When William Weiland, civil litigation attorney for the Department of Justice, argued the plaintiffs were attempting to “shoehorn” issues into the consent decree that don’t belong there, Cummings pointed out that it was the defendants that brought it up in their own brief, which accused the plaintiffs of “exaggerating” the detainees’ maltreatment.
“Can you certify to me as an officer of the court that potential class members who are being detained are being held in safe and sanitary conditions in detention facilities?” Cummings asked.
“No I cannot,” Weiland said, offering to retract it from the filing.
“Then why would you put that in your brief?” Cummings said. “Don’t make that statement if you can’t back it up.”

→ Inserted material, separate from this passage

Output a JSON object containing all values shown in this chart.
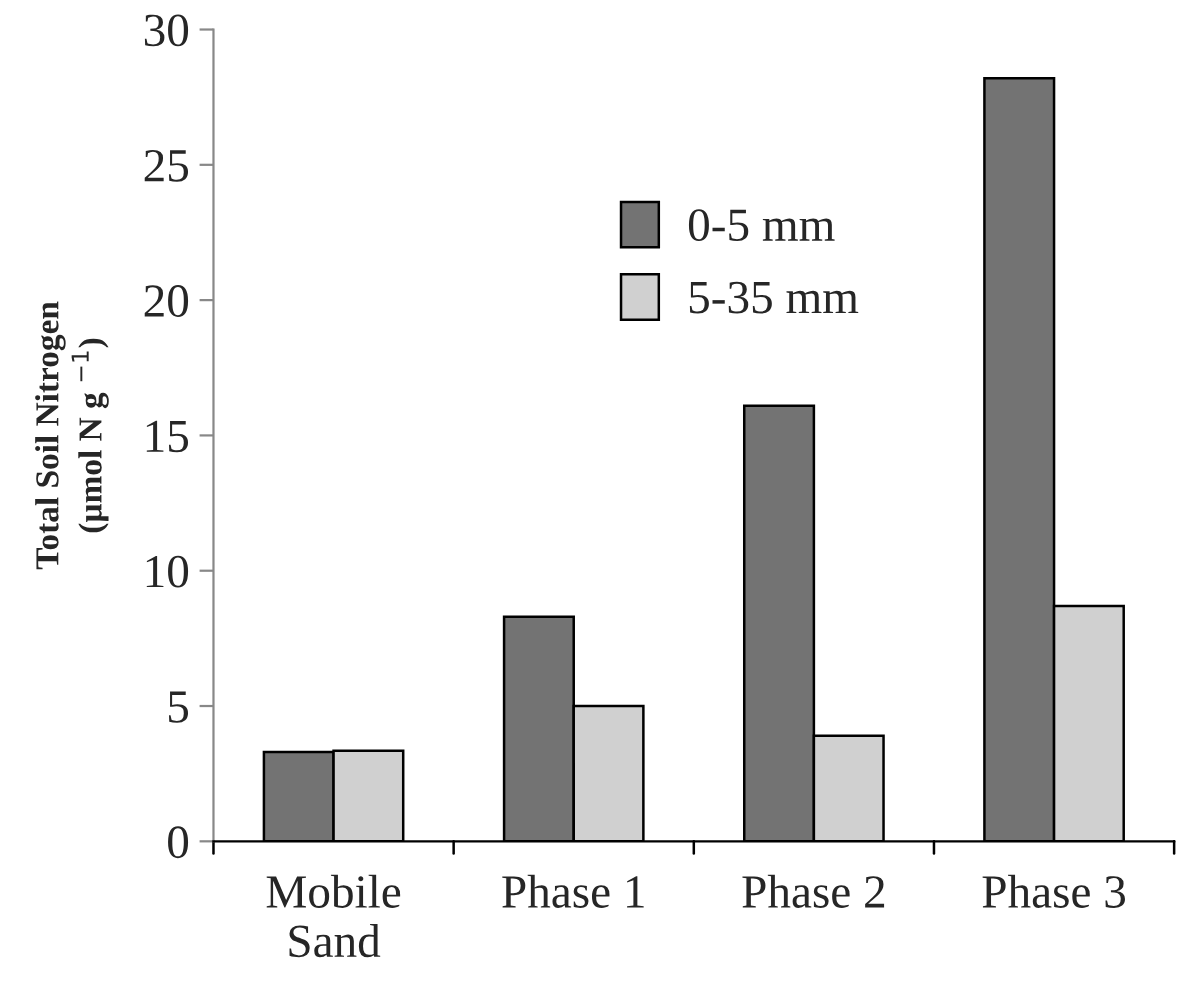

Cummings said he’d rule on the detention issue after receiving the updated briefs, which are due Oct. 31.
Known as the Castañon Nava settlement agreement, the consent decree issued by Cummings during the Biden administration bars agents from making warrantless immigration arrests unless they have probable cause to believe someone is in the U.S. unlawfully and that the person is a flight risk.

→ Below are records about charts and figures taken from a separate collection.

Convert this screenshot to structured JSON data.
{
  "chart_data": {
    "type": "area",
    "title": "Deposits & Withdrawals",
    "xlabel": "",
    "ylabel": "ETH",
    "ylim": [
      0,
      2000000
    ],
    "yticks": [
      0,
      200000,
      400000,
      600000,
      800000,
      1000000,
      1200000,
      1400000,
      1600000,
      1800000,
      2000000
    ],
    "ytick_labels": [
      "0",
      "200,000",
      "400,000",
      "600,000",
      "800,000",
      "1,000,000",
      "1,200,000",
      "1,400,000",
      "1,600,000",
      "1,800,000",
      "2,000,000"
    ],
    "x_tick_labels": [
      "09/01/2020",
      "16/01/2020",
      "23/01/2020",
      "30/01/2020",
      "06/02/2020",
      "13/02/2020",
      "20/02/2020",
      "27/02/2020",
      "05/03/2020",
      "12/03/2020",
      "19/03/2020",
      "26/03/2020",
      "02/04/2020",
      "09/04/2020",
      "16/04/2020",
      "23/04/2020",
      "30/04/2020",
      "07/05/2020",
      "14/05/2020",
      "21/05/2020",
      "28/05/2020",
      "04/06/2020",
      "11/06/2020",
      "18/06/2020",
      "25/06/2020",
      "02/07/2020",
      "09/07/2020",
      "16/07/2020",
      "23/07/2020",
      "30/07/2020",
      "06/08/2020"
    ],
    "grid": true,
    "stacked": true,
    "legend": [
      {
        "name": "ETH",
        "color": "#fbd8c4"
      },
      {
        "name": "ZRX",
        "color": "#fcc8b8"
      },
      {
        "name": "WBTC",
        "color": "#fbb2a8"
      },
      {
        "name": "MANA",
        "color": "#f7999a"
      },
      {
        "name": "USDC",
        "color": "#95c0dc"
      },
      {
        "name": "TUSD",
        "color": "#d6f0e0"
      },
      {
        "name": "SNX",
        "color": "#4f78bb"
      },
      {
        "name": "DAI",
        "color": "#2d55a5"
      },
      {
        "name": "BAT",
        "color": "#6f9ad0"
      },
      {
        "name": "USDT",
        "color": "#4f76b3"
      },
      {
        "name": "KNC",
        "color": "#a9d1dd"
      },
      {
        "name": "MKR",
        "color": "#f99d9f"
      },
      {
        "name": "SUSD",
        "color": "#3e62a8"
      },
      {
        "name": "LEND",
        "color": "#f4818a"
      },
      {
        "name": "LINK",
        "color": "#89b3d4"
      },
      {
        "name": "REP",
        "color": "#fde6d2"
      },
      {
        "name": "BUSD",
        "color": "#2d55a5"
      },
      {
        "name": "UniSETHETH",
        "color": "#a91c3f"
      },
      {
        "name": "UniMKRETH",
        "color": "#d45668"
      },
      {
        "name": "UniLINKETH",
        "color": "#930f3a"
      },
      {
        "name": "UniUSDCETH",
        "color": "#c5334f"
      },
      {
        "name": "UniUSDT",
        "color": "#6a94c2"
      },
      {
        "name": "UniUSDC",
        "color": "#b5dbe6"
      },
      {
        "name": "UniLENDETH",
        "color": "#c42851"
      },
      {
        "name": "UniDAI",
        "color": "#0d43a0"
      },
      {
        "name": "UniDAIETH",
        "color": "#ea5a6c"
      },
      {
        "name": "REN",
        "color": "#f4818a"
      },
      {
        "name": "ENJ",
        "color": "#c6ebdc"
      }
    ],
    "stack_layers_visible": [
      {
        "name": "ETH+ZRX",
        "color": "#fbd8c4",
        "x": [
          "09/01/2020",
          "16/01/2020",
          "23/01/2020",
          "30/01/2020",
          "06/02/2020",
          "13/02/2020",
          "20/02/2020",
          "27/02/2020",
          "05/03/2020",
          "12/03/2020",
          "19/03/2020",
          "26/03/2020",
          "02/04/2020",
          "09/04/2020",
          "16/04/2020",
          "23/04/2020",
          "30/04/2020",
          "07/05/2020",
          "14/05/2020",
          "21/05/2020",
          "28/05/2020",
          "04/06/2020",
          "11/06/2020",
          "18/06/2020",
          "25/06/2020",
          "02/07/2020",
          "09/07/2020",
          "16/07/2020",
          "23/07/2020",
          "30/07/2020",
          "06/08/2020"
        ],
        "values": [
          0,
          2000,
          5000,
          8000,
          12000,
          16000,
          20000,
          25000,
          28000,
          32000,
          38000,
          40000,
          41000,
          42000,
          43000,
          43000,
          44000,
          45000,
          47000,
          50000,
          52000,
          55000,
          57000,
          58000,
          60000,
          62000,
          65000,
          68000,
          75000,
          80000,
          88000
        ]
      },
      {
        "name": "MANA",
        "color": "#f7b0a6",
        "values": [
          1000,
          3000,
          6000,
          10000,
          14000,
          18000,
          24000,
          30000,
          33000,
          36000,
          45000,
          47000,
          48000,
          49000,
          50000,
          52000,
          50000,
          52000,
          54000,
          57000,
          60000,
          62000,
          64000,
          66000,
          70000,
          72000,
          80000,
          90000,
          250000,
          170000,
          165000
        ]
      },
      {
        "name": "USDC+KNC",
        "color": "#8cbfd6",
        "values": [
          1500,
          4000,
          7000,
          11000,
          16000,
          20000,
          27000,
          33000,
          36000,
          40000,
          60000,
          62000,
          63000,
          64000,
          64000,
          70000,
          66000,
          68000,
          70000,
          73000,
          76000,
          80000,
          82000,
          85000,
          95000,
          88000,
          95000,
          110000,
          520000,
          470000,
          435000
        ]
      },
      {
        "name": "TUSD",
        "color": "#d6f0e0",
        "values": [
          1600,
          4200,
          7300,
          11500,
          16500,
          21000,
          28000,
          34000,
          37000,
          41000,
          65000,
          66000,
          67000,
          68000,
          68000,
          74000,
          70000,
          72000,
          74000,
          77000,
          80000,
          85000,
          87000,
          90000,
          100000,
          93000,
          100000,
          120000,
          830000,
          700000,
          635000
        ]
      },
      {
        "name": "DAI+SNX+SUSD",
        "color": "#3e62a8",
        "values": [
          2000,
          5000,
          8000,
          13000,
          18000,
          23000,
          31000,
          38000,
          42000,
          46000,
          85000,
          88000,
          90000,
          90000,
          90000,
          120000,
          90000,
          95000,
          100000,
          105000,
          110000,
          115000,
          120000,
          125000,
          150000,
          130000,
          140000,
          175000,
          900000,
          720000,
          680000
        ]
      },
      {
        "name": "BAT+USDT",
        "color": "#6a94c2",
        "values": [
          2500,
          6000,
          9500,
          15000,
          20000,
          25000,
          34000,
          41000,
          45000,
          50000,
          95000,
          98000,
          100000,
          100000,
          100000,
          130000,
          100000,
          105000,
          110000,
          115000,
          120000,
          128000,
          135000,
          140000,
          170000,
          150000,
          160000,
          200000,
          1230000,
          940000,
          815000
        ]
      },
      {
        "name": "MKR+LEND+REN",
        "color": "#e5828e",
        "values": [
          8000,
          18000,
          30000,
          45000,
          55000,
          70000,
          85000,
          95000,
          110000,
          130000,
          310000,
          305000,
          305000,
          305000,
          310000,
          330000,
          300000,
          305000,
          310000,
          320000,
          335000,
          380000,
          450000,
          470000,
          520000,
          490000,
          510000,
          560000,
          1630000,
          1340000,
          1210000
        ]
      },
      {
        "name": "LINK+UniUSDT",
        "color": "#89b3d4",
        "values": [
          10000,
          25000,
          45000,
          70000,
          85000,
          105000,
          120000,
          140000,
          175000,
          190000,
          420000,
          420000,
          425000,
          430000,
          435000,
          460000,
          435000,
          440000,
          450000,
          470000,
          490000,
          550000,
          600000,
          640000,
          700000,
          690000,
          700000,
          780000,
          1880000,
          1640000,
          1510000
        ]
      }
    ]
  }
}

It was originally supposed to sunset in March. Instead, after the Trump administration began ramping up immigration enforcement efforts in January, lawyers for the National Immigrant Justice Center and ACLU alleged dozens of violations, mostly involving “collateral arrests,” or the detaining of individuals who are not targets.
In his Oct. 7 order extending the consent decree until February, Cummings said ICE had improperly told its field offices over the summer that the consent decree had been canceled. He also called into question the recent immigration raid on an apartment building in South Shore, where agents in military gear burst through doors and zip-tied residents regardless of citizenship.

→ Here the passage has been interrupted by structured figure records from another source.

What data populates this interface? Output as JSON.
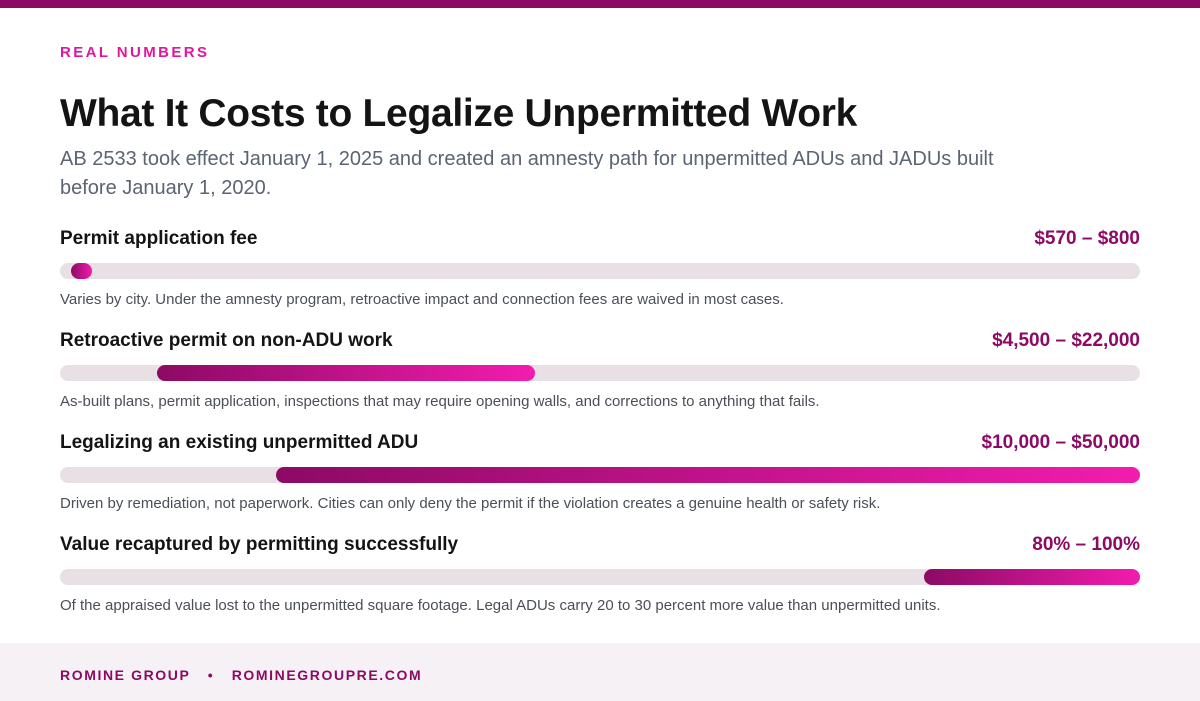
{
  "eyebrow": "REAL NUMBERS",
  "title": "What It Costs to Legalize Unpermitted Work",
  "subtitle": "AB 2533 took effect January 1, 2025 and created an amnesty path for unpermitted ADUs and JADUs built before January 1, 2020.",
  "colors": {
    "accent_dark": "#8c0a64",
    "accent_bright": "#f21cae",
    "track": "#e8e0e4"
  },
  "chart_data": {
    "type": "bar",
    "orientation": "horizontal-range",
    "scale": "relative (each row on its own scale)",
    "rows": [
      {
        "label": "Permit application fee",
        "range_label": "$570 – $800",
        "low": 570,
        "high": 800,
        "bar_start": 0.01,
        "bar_end": 0.03,
        "note": "Varies by city. Under the amnesty program, retroactive impact and connection fees are waived in most cases."
      },
      {
        "label": "Retroactive permit on non-ADU work",
        "range_label": "$4,500 – $22,000",
        "low": 4500,
        "high": 22000,
        "bar_start": 0.09,
        "bar_end": 0.44,
        "note": "As-built plans, permit application, inspections that may require opening walls, and corrections to anything that fails."
      },
      {
        "label": "Legalizing an existing unpermitted ADU",
        "range_label": "$10,000 – $50,000",
        "low": 10000,
        "high": 50000,
        "bar_start": 0.2,
        "bar_end": 1.0,
        "note": "Driven by remediation, not paperwork. Cities can only deny the permit if the violation creates a genuine health or safety risk."
      },
      {
        "label": "Value recaptured by permitting successfully",
        "range_label": "80% – 100%",
        "low": 80,
        "high": 100,
        "bar_start": 0.8,
        "bar_end": 1.0,
        "note": "Of the appraised value lost to the unpermitted square footage. Legal ADUs carry 20 to 30 percent more value than unpermitted units."
      }
    ]
  },
  "footer": {
    "brand": "ROMINE GROUP",
    "separator": "•",
    "site": "ROMINEGROUPRE.COM"
  }
}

And the judge also took particular issue with a practice by ICE agents of carrying blank warrant forms known as I-200s with them on missions and filling them out at the scene.
In his opinion, which extended the consent decree until February, Cummings ordered ICE to produce names, detainee tracking information known as “A-numbers,” and arrest documents for anyone arrested in northern Illinois without warrants since June. He also ordered ICE to broadcast the conditions of the consent decree order to its offices nationwide.
In his ruling, Cummings gave a lengthy interpretation of the importance of probable cause, which he said is “heightened by ICE’s embrace” of the race- and employment-based standards set forth recently by the Supreme Court.
Cummings said foreign nationals are “interwoven” with legal residents throughout Chicago, putting U.S. citizens and noncitizens with legal status in jeopardy of being “subjected to ICE questioning for sometimes lengthy periods of detention” during indiscriminate immigration sweeps.
To make his point, the judge referenced the raid in South Shore on Sept. 30, where roughly 300 immigration officers and other law enforcement personnel, supported by Black Hawk helicopters, ransacked the apartment building at 7500 S. South Shore Drive, detaining dozens of people for questioning.
DHS claimed the raid targeted the Venezuelan gang Tren de Aragua and said 37 people were arrested on immigration violations, but have since provided no further details.
Cummings said in his ruling that many details of the raid remain unknown, including the number of warrantless or collateral arrests that were made and whether any of the true targets of the mission were even found there.
“However, one thing seems clear: ICE rousted American citizens from their apartments during the middle of the night and detained them — in zip ties no less — for far longer than the ‘brief’ period authorized by the operative regulation,” Cummings wrote.